My wife chose our family’s financial planner. He was someone that she felt if I wasn’t here, she could easily talk with about my wishes and know what I had set in place for her and our family. My point is, if I, knowing what I know, have a family financial planner, why wouldn’t I suggest that for anyone who really cares about their family have a financial planner as a sounding board and a trusted guide for their family?
To finish up my parents’ story. Mom passed. I spent a week with dad. Along with Michelle’s sister and her aunt, we went through her desk and discarded a lot of her old files. For the most part, she was the “take charge” spouse who paid most of the bills. She had some automatic deductions in place. Before I arrived for that week, Michelle’s sister and aunt reviewed her last credit card statements, reviewed her old emails for automatic deductions, made calls to banks and ended up cancelling many of her credit cards.
Mom and dad had separate checking accounts. Their pensions were directly deposited into each of their accounts. Dad paid the mortgage and the car payment, mom paid everything else. Dad and I took a trip to the bank. The intention was to make sure he had access to both her checking account as well as a savings account she had for herself. We also wanted to remove the ability for her to sign on any transactions (we did not want imposters coming in). We also know once the obituary is filed, scammers are more prevalent on the widow(er). Fortunately, it was very easy. We presented the death certificate and because the accounts were held in the trust, dad had complete access to all of the money at the bank because they were both listed as co-trustees. As we left, I asked the bank to list me as the “Trusted Contact” for dad’s accounts (in the event they could not locate him).
I tried to set him up for some automatic bill payments. We tried to have his car payment paid directly online. He let this go one month and then asked me to stop it. He actually likes the activity of writing the check out, getting a stamp on an envelope, and mailing it.
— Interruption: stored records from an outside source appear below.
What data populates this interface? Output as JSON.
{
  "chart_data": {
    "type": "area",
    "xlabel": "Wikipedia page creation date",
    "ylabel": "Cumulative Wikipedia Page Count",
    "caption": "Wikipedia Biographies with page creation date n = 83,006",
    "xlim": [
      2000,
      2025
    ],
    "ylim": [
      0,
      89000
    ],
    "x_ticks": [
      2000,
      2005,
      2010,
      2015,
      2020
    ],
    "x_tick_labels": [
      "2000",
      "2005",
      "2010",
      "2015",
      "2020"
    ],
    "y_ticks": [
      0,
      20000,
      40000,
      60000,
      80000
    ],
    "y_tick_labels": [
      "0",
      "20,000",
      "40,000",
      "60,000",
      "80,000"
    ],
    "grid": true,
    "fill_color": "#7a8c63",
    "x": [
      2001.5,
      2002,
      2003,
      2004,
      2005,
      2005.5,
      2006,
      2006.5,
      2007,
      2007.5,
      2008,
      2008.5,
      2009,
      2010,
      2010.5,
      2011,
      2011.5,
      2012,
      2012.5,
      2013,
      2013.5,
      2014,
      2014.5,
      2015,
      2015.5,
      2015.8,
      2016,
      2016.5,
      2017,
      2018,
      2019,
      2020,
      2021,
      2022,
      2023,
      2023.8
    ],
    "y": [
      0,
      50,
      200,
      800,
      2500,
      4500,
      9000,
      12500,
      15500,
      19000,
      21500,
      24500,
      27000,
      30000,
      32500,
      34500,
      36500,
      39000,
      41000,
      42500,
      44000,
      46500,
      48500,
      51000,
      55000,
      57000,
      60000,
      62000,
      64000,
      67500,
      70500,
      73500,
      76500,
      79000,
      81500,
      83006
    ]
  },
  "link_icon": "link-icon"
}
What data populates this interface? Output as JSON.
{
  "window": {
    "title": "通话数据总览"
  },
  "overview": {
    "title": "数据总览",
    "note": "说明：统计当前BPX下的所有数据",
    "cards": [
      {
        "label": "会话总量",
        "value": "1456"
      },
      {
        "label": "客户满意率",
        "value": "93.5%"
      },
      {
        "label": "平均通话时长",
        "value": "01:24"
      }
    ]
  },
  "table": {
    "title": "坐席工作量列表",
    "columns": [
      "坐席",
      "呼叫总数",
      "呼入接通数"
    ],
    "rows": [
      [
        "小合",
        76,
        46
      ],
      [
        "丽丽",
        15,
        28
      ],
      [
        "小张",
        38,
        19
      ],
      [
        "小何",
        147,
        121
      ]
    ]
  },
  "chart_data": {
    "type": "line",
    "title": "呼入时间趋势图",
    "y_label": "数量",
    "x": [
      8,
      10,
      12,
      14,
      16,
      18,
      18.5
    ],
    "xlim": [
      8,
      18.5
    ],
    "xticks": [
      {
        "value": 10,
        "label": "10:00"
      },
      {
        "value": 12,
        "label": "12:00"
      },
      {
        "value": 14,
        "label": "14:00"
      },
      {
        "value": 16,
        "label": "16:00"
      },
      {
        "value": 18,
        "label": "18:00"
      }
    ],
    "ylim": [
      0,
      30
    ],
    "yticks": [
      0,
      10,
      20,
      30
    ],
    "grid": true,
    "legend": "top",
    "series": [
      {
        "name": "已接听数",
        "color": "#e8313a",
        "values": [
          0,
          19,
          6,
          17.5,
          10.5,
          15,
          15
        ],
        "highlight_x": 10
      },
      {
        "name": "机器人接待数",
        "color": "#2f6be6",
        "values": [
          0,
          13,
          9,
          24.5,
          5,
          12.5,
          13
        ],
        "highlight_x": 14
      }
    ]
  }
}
I did buy him his first Apple product. I bought him a mini iPad so he could Facetime his kids and grandkids. Also, we are trying to help him to monitor his banking accounts online. He is working on this. He is getting better, but I know this will take time. This is an 87-year-old man learning to live on his own. He is healthy, walks every day, enjoys his G-Scale trains and flying his model planes. But what he loves most is seeing his kids and grandkids. He is looking forward to spending time with us in the spring so he can watch my youngest play college baseball. He is enjoying his best life. His life has changed but his children are relieved of the order it is in.